It’s hay harvesting season here on Shady Place Farm! It’s always a much -anticipated time on the farm as hay is a major source of nutrition for our cattle as well as a crop we sell for other customers’ animals to enjoy. Hay harvest season typically runs from May through October, depending on weather conditions. It’s a HUGE and important farming process.

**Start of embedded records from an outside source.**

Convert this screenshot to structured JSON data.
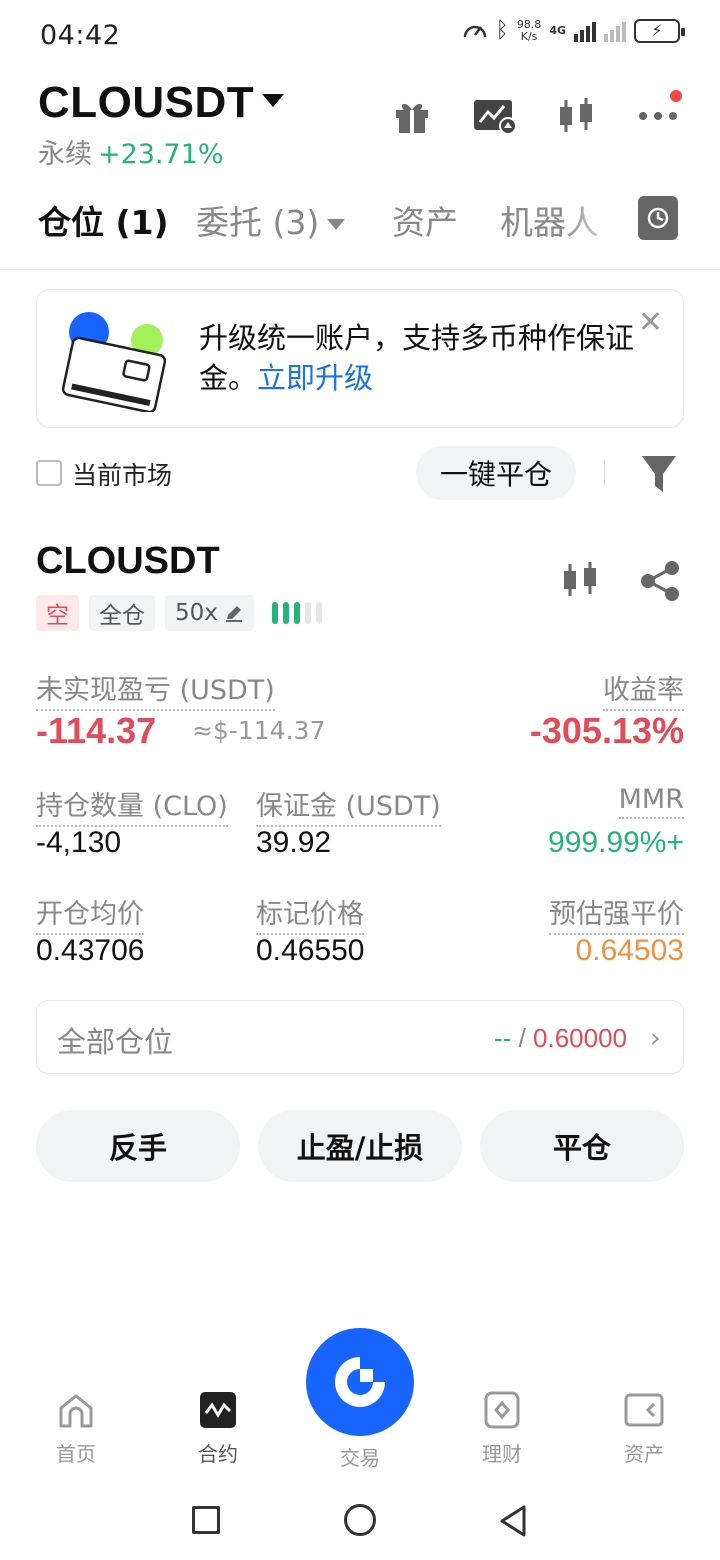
{
  "status_bar": {
    "time": "04:42",
    "net_speed_value": "98.8",
    "net_speed_unit": "K/s",
    "network": "4G"
  },
  "header": {
    "symbol": "CLOUSDT",
    "contract_type": "永续",
    "change_pct": "+23.71%",
    "icons": [
      "gift-icon",
      "chart-settings-icon",
      "candlestick-icon",
      "more-icon"
    ]
  },
  "tabs": [
    {
      "label": "仓位 (1)",
      "active": true
    },
    {
      "label": "委托 (3)",
      "active": false
    },
    {
      "label": "资产",
      "active": false
    },
    {
      "label": "机器人",
      "active": false
    }
  ],
  "banner": {
    "text": "升级统一账户，支持多币种作保证金。",
    "link": "立即升级"
  },
  "filter": {
    "current_market_label": "当前市场",
    "close_all_label": "一键平仓"
  },
  "position": {
    "symbol": "CLOUSDT",
    "side_tag": "空",
    "margin_mode_tag": "全仓",
    "leverage_tag": "50x",
    "risk_level": 3,
    "unrealized_pnl_label": "未实现盈亏 (USDT)",
    "unrealized_pnl": "-114.37",
    "unrealized_pnl_usd": "≈$-114.37",
    "roi_label": "收益率",
    "roi": "-305.13%",
    "size_label": "持仓数量 (CLO)",
    "size": "-4,130",
    "margin_label": "保证金 (USDT)",
    "margin": "39.92",
    "mmr_label": "MMR",
    "mmr": "999.99%+",
    "entry_label": "开仓均价",
    "entry_price": "0.43706",
    "mark_label": "标记价格",
    "mark_price": "0.46550",
    "liq_label": "预估强平价",
    "liq_price": "0.64503",
    "all_positions_label": "全部仓位",
    "all_positions_left": "--",
    "all_positions_sep": " / ",
    "all_positions_right": "0.60000"
  },
  "actions": {
    "reverse": "反手",
    "tp_sl": "止盈/止损",
    "close": "平仓"
  },
  "bottom_nav": {
    "home": "首页",
    "futures": "合约",
    "trade": "交易",
    "earn": "理财",
    "assets": "资产"
  },
  "colors": {
    "up_green": "#25b37a",
    "down_red": "#e24b5a",
    "liq_orange": "#f0913f",
    "brand_blue": "#1764ff",
    "link_blue": "#1a73e8"
  }
}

But each hay harvesting season starts off with a solemn pause of reflection as each family member remembers our patriarch, Don Morgan, and our matriarch, Arlene Morgan. Don absolutely loved putting up alfalfa hay! He loved sitting in the tractor seat raking, fluffing, and baling. He always was watching the weather, checking the fields for growth or needs the alfalfa might have, and thinking and discussing with Neal and the family when it was time to start the harvest in this or that field. And in days past, he would drive the big trucks so that Neal and the boys could load the square bales from the field onto the truck bed by hand as they either came off the hay loader or were tossed up and onto the truck bed.

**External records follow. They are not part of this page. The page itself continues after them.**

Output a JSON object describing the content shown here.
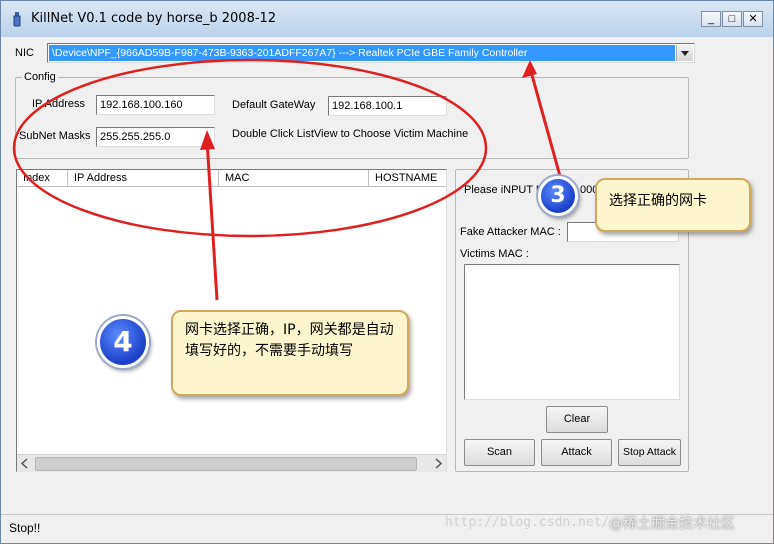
{
  "window": {
    "title": "KillNet  V0.1 code by horse_b 2008-12",
    "minimize_glyph": "_",
    "maximize_glyph": "□",
    "close_glyph": "✕"
  },
  "nic": {
    "label": "NIC",
    "selected": "\\Device\\NPF_{966AD59B-F987-473B-9363-201ADFF267A7}  --->  Realtek PCIe GBE Family Controller"
  },
  "config": {
    "title": "Config",
    "ip_label": "IP Address",
    "ip_value": "192.168.100.160",
    "gateway_label": "Default GateWay",
    "gateway_value": "192.168.100.1",
    "mask_label": "SubNet Masks",
    "mask_value": "255.255.255.0",
    "hint": "Double Click ListView to Choose Victim Machine"
  },
  "listview": {
    "columns": [
      "Index",
      "IP Address",
      "MAC",
      "HOSTNAME"
    ]
  },
  "right_panel": {
    "please_input": "Please iNPUT M",
    "please_input_tail": "000",
    "fake_mac_label": "Fake Attacker MAC :",
    "victims_mac_label": "Victims MAC :",
    "clear": "Clear",
    "scan": "Scan",
    "attack": "Attack",
    "stop_attack": "Stop Attack"
  },
  "status": "Stop!!",
  "annotations": {
    "badge3": "3",
    "callout3": "选择正确的网卡",
    "badge4": "4",
    "callout4": "网卡选择正确，IP，网关都是自动填写好的，不需要手动填写"
  },
  "watermark": "http://blog.csdn.net/",
  "watermark2": "@稀土掘金技术社区",
  "colors": {
    "selection": "#3399ff",
    "annotation_red": "#e02020",
    "callout_bg": "#fdf6cc"
  },
  "icons": {
    "app": "bottle-icon",
    "dropdown": "chevron-down-icon",
    "scroll_left": "arrow-left-icon",
    "scroll_right": "arrow-right-icon"
  }
}
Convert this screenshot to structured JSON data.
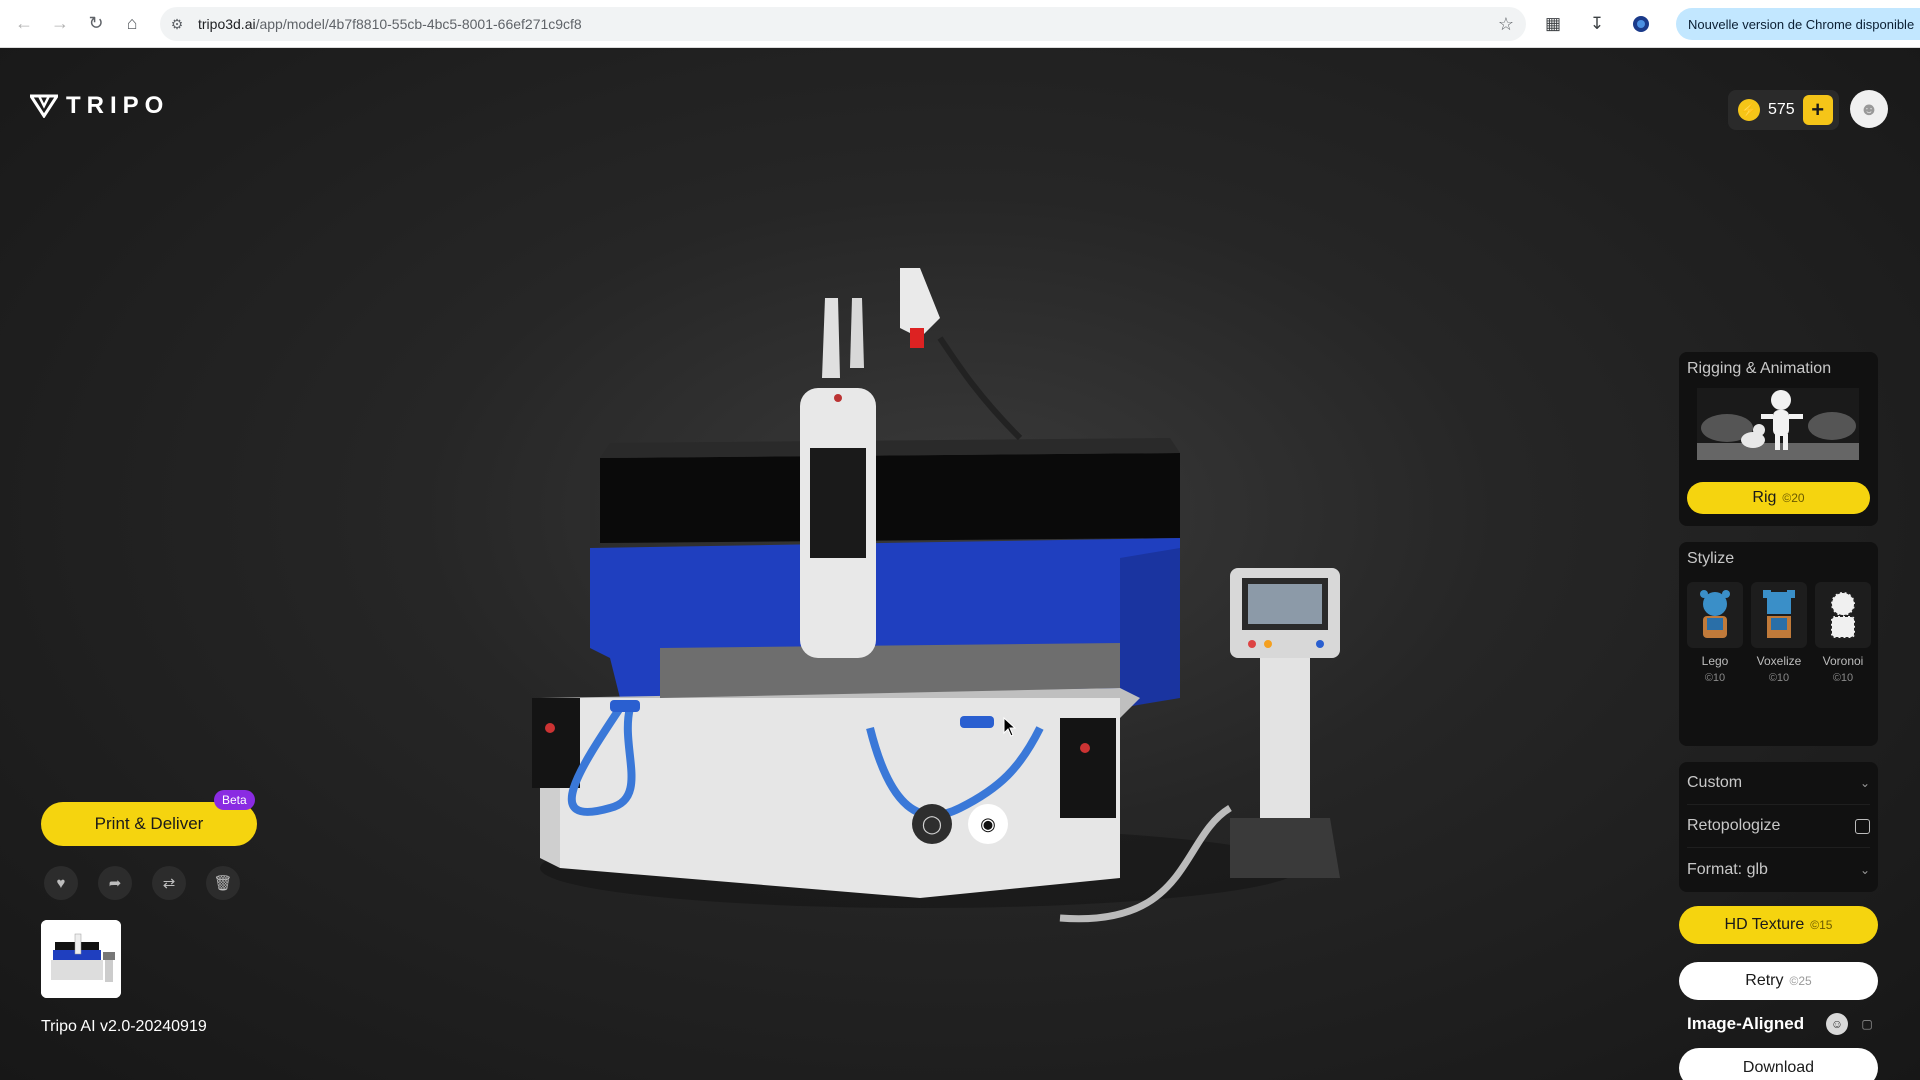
{
  "browser": {
    "url_domain": "tripo3d.ai",
    "url_path": "/app/model/4b7f8810-55cb-4bc5-8001-66ef271c9cf8",
    "update_label": "Nouvelle version de Chrome disponible"
  },
  "app": {
    "logo_text": "TRIPO",
    "credits": "575",
    "model_version": "Tripo AI v2.0-20240919"
  },
  "left_panel": {
    "print_label": "Print & Deliver",
    "beta_label": "Beta"
  },
  "right_panel": {
    "rigging": {
      "title": "Rigging & Animation",
      "rig_label": "Rig",
      "rig_cost": "©20"
    },
    "stylize": {
      "title": "Stylize",
      "items": [
        {
          "name": "Lego",
          "cost": "©10"
        },
        {
          "name": "Voxelize",
          "cost": "©10"
        },
        {
          "name": "Voronoi",
          "cost": "©10"
        }
      ]
    },
    "options": {
      "custom_label": "Custom",
      "retopologize_label": "Retopologize",
      "format_label": "Format: glb"
    },
    "hd_texture_label": "HD Texture",
    "hd_texture_cost": "©15",
    "retry_label": "Retry",
    "retry_cost": "©25",
    "image_aligned_label": "Image-Aligned",
    "download_label": "Download"
  },
  "colors": {
    "accent_yellow": "#f5d40f",
    "beta_purple": "#8a2be2",
    "machine_blue": "#1f3fbf"
  }
}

Arlene also loved being outside as often as possible. She would bring refreshments to our family in the fields and very frequently would assume her position behind the steering wheel of one of those big trucks driving slowly and carefully as her son and grandsons, and sometimes hired help, were throwing up hay bales and stacking them on the moving platform. And she somehow managed to keep Don’s overalls clean, the farm accounting books kept current, and three meals a day hot and ready on the table!
So many tales would be recounted of hay mishaps or equipment failures or stories of rushing to beat the raindrops with “all hands on deck” working at break-neck speeds (or should I say “break-back speeds”?) pushing the equipment and the people to their limits to get the hay harvested and in the dry. But afterwards there was always satisfaction and smiles, dusty, dirty faces and tired bodies, and thankfulness in our hearts to Jesus for another hay crop safely in the barn.

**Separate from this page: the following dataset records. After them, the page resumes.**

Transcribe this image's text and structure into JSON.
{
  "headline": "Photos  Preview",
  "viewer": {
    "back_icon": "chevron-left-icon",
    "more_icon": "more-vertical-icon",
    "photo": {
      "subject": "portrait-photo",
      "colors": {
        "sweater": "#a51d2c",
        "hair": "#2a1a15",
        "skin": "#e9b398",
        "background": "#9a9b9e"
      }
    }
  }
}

Time marches on and so does technology, even in farming. Hay harvesting looks a little different now than when Don and Arlene were with us. But we like to think that they would be proud that we are still taking care of the farm and harvesting the alfalfa. Thank you, Don and Arlene, or otherwise known as, Papa Don and Nana, for leaving us not only the hard-earned fruits of your labor, but also, a legacy and heritage that will live on for generations, the Good Lord willing.